Kinder Morgan (NYSE:KMI) will be exiting Canada after all. The North American energy infrastructure giant was considering several alternatives for its majority-owned Canadian subsidiary Kinder Morgan Canada (TSX:KML) earlier this year, including an outright sale or merger. But it chose to keep that entity independent after it didn't find any attractive offers.
That changed this week as the company agreed to merge Kinder Morgan Canada with Pembina Pipeline (NYSE:PBA) in a deal worth 2.3 billion Canadian dollars ($1.7 billion), which includes the assumption of debt and preferred stock. In addition, Kinder Morgan will sell the U.S. section of a cross-border pipeline to Pembina for another $1.55 billion. Those transactions will not only hasten Kinder Morgan's exit from Canada but also provide it with a lot more financial flexibility.
Drilling down into the deal
Pembina Pipeline will acquire Kinder Morgan Canada in an all-stock deal.
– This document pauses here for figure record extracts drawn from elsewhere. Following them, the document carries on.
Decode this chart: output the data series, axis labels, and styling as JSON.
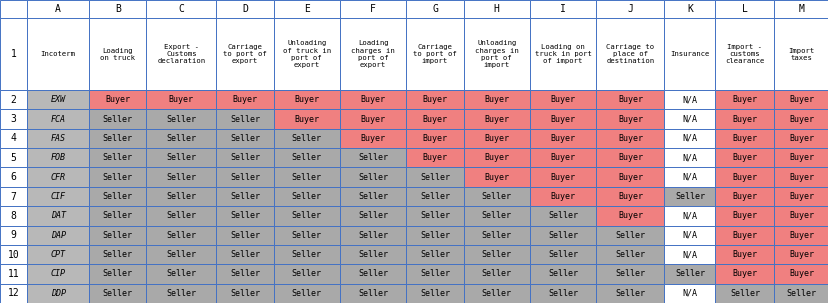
{
  "col_headers": [
    "",
    "Incoterm",
    "Loading\non truck",
    "Export -\nCustoms\ndeclaration",
    "Carriage\nto port of\nexport",
    "Unloading\nof truck in\nport of\nexport",
    "Loading\ncharges in\nport of\nexport",
    "Carriage\nto port of\nimport",
    "Unloading\ncharges in\nport of\nimport",
    "Loading on\ntruck in port\nof import",
    "Carriage to\nplace of\ndestination",
    "Insurance",
    "Import -\ncustoms\nclearance",
    "Import\ntaxes"
  ],
  "incoterms": [
    "EXW",
    "FCA",
    "FAS",
    "FOB",
    "CFR",
    "CIF",
    "DAT",
    "DAP",
    "CPT",
    "CIP",
    "DDP"
  ],
  "table_data": [
    [
      "Buyer",
      "Buyer",
      "Buyer",
      "Buyer",
      "Buyer",
      "Buyer",
      "Buyer",
      "Buyer",
      "Buyer",
      "N/A",
      "Buyer",
      "Buyer"
    ],
    [
      "Seller",
      "Seller",
      "Seller",
      "Buyer",
      "Buyer",
      "Buyer",
      "Buyer",
      "Buyer",
      "Buyer",
      "N/A",
      "Buyer",
      "Buyer"
    ],
    [
      "Seller",
      "Seller",
      "Seller",
      "Seller",
      "Buyer",
      "Buyer",
      "Buyer",
      "Buyer",
      "Buyer",
      "N/A",
      "Buyer",
      "Buyer"
    ],
    [
      "Seller",
      "Seller",
      "Seller",
      "Seller",
      "Seller",
      "Buyer",
      "Buyer",
      "Buyer",
      "Buyer",
      "N/A",
      "Buyer",
      "Buyer"
    ],
    [
      "Seller",
      "Seller",
      "Seller",
      "Seller",
      "Seller",
      "Seller",
      "Buyer",
      "Buyer",
      "Buyer",
      "N/A",
      "Buyer",
      "Buyer"
    ],
    [
      "Seller",
      "Seller",
      "Seller",
      "Seller",
      "Seller",
      "Seller",
      "Seller",
      "Buyer",
      "Buyer",
      "Seller",
      "Buyer",
      "Buyer"
    ],
    [
      "Seller",
      "Seller",
      "Seller",
      "Seller",
      "Seller",
      "Seller",
      "Seller",
      "Seller",
      "Buyer",
      "N/A",
      "Buyer",
      "Buyer"
    ],
    [
      "Seller",
      "Seller",
      "Seller",
      "Seller",
      "Seller",
      "Seller",
      "Seller",
      "Seller",
      "Seller",
      "N/A",
      "Buyer",
      "Buyer"
    ],
    [
      "Seller",
      "Seller",
      "Seller",
      "Seller",
      "Seller",
      "Seller",
      "Seller",
      "Seller",
      "Seller",
      "N/A",
      "Buyer",
      "Buyer"
    ],
    [
      "Seller",
      "Seller",
      "Seller",
      "Seller",
      "Seller",
      "Seller",
      "Seller",
      "Seller",
      "Seller",
      "Seller",
      "Buyer",
      "Buyer"
    ],
    [
      "Seller",
      "Seller",
      "Seller",
      "Seller",
      "Seller",
      "Seller",
      "Seller",
      "Seller",
      "Seller",
      "N/A",
      "Seller",
      "Seller"
    ]
  ],
  "color_buyer": "#f08080",
  "color_seller": "#a9a9a9",
  "color_na": "#ffffff",
  "color_header_bg": "#ffffff",
  "color_incoterm_bg": "#b8b8b8",
  "color_border": "#4472c4",
  "font_size_header": 5.2,
  "font_size_cell": 6.0,
  "font_size_letter": 7.0,
  "font_size_rownum": 7.0,
  "font_size_incoterm": 6.0
}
It will exchange 0.3068 of its shares for each share of Kinder Morgan Canada, including Kinder Morgan's 70% stake in the company. At that exchange ratio, Pembina Pipeline is paying a whopping 38% premium for Kinder Morgan Canada based on the closing price of both stocks before the deal's announcement.
Pembina Pipeline will also buy the U.S. portion of the Cochin pipeline from Kinder Morgan for $1.55 billion in cash. That will give it full control over the cross-border pipeline. The system ships condensate to the Canadian oil sands region, where it's mixed with the bitumen produced in the area so that it flows through pipes more easily.
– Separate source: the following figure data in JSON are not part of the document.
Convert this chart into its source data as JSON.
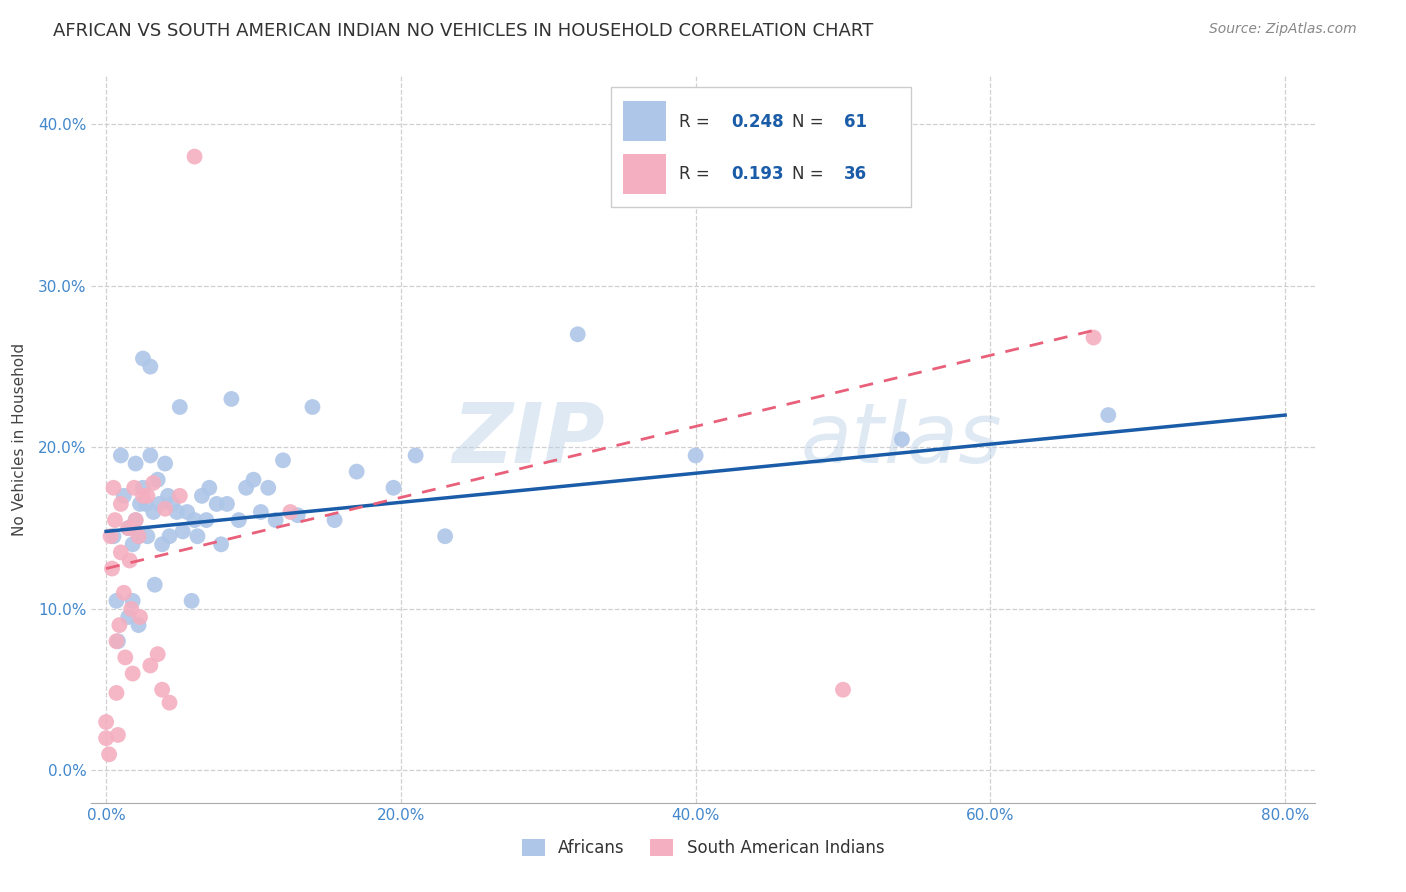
{
  "title": "AFRICAN VS SOUTH AMERICAN INDIAN NO VEHICLES IN HOUSEHOLD CORRELATION CHART",
  "source": "Source: ZipAtlas.com",
  "xlabel_ticks": [
    "0.0%",
    "20.0%",
    "40.0%",
    "60.0%",
    "80.0%"
  ],
  "ylabel_ticks": [
    "0.0%",
    "10.0%",
    "20.0%",
    "30.0%",
    "40.0%"
  ],
  "xlabel_tick_vals": [
    0,
    0.2,
    0.4,
    0.6,
    0.8
  ],
  "ylabel_tick_vals": [
    0,
    0.1,
    0.2,
    0.3,
    0.4
  ],
  "xlim": [
    -0.01,
    0.82
  ],
  "ylim": [
    -0.02,
    0.43
  ],
  "ylabel": "No Vehicles in Household",
  "africans_color": "#aec6e8",
  "south_american_color": "#f4afc0",
  "africans_line_color": "#1a5ca8",
  "south_american_line_color": "#e8607a",
  "africans_R": 0.248,
  "africans_N": 61,
  "south_american_R": 0.193,
  "south_american_N": 36,
  "legend_labels": [
    "Africans",
    "South American Indians"
  ],
  "watermark_zip": "ZIP",
  "watermark_atlas": "atlas",
  "title_fontsize": 13,
  "background_color": "#ffffff",
  "grid_color": "#d0d0d0",
  "africans_line_intercept": 0.148,
  "africans_line_slope": 0.09,
  "south_american_line_intercept": 0.125,
  "south_american_line_slope": 0.22,
  "africans_x": [
    0.005,
    0.007,
    0.008,
    0.01,
    0.012,
    0.015,
    0.015,
    0.018,
    0.018,
    0.02,
    0.02,
    0.022,
    0.022,
    0.023,
    0.025,
    0.025,
    0.027,
    0.028,
    0.03,
    0.03,
    0.032,
    0.033,
    0.035,
    0.036,
    0.038,
    0.04,
    0.042,
    0.043,
    0.045,
    0.048,
    0.05,
    0.052,
    0.055,
    0.058,
    0.06,
    0.062,
    0.065,
    0.068,
    0.07,
    0.075,
    0.078,
    0.082,
    0.085,
    0.09,
    0.095,
    0.1,
    0.105,
    0.11,
    0.115,
    0.12,
    0.13,
    0.14,
    0.155,
    0.17,
    0.195,
    0.21,
    0.23,
    0.32,
    0.4,
    0.54,
    0.68
  ],
  "africans_y": [
    0.145,
    0.105,
    0.08,
    0.195,
    0.17,
    0.15,
    0.095,
    0.14,
    0.105,
    0.19,
    0.155,
    0.145,
    0.09,
    0.165,
    0.255,
    0.175,
    0.165,
    0.145,
    0.25,
    0.195,
    0.16,
    0.115,
    0.18,
    0.165,
    0.14,
    0.19,
    0.17,
    0.145,
    0.165,
    0.16,
    0.225,
    0.148,
    0.16,
    0.105,
    0.155,
    0.145,
    0.17,
    0.155,
    0.175,
    0.165,
    0.14,
    0.165,
    0.23,
    0.155,
    0.175,
    0.18,
    0.16,
    0.175,
    0.155,
    0.192,
    0.158,
    0.225,
    0.155,
    0.185,
    0.175,
    0.195,
    0.145,
    0.27,
    0.195,
    0.205,
    0.22
  ],
  "south_american_x": [
    0.0,
    0.0,
    0.002,
    0.003,
    0.004,
    0.005,
    0.006,
    0.007,
    0.007,
    0.008,
    0.009,
    0.01,
    0.01,
    0.012,
    0.013,
    0.015,
    0.016,
    0.017,
    0.018,
    0.019,
    0.02,
    0.022,
    0.023,
    0.025,
    0.028,
    0.03,
    0.032,
    0.035,
    0.038,
    0.04,
    0.043,
    0.05,
    0.06,
    0.125,
    0.5,
    0.67
  ],
  "south_american_y": [
    0.03,
    0.02,
    0.01,
    0.145,
    0.125,
    0.175,
    0.155,
    0.08,
    0.048,
    0.022,
    0.09,
    0.165,
    0.135,
    0.11,
    0.07,
    0.15,
    0.13,
    0.1,
    0.06,
    0.175,
    0.155,
    0.145,
    0.095,
    0.17,
    0.17,
    0.065,
    0.178,
    0.072,
    0.05,
    0.162,
    0.042,
    0.17,
    0.38,
    0.16,
    0.05,
    0.268
  ]
}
The companies expect both deals to close by the first half of next year.
How the transactions will affect Kinder Morgan
This deal does two things for Kinder Morgan. First, it will enable the company to exit Canada eventually. The pipeline giant began its departure last year when it sold the controversial Trans Mountain pipeline to the Canadian government. While the company will initially receive 25 million shares of Pembina (a slightly less than 5% stake), it ultimately expects to sell those shares for cash. Based on the current market value of both companies, Kinder Morgan would net $935 million in pre-tax proceeds.
The other benefit of this deal is that it will enhance Kinder Morgan's financial flexibility. The company will get $1.55 billion in cash when it closes the sale of the U.S. portion of the Cochin Pipeline. That implies a 13 times EBITDA multiple, which is a premium value considering that Kinder Morgan currently trades at 10.8 times its EBITDA. The company intends to use that money to pay down debt, which will push its leverage ratio down to 4.4 times net debt to adjusted EBITDA by year-end. That's an improvement from its current forecast that leverage will end 2019 at 4.6 times. Meanwhile, Kinder Morgan intends to use the eventual proceeds from the sale of its Pembina stake to buy back stock and invest in new expansion projects.
The transaction, however, will act as a near-term drag on Kinder Morgan's financial results because it will lose the earnings these assets generated. It will be able to partly offset the lost income through a lower interest expense as it pays down debt. And it will benefit from the earnings it receives from its stake in Pembina. Meanwhile, it could eventually more than offset the lost income by using its enhanced financial flexibility to strategically buy back its stock or invest in high-return expansion opportunities.
A good move by Kinder Morgan
"This is an attractive transaction for Kinder Morgan and Kinder Morgan Canada stockholders," Kinder Morgan CEO Steve Kean said. It will reduce leverage, increase its financial flexibility, and simplify its structure by hastening its exit from Canada. While the transactions will hurt earnings growth in the near term, the longer-term benefits from an enhanced financial profile should far outweigh that headwind.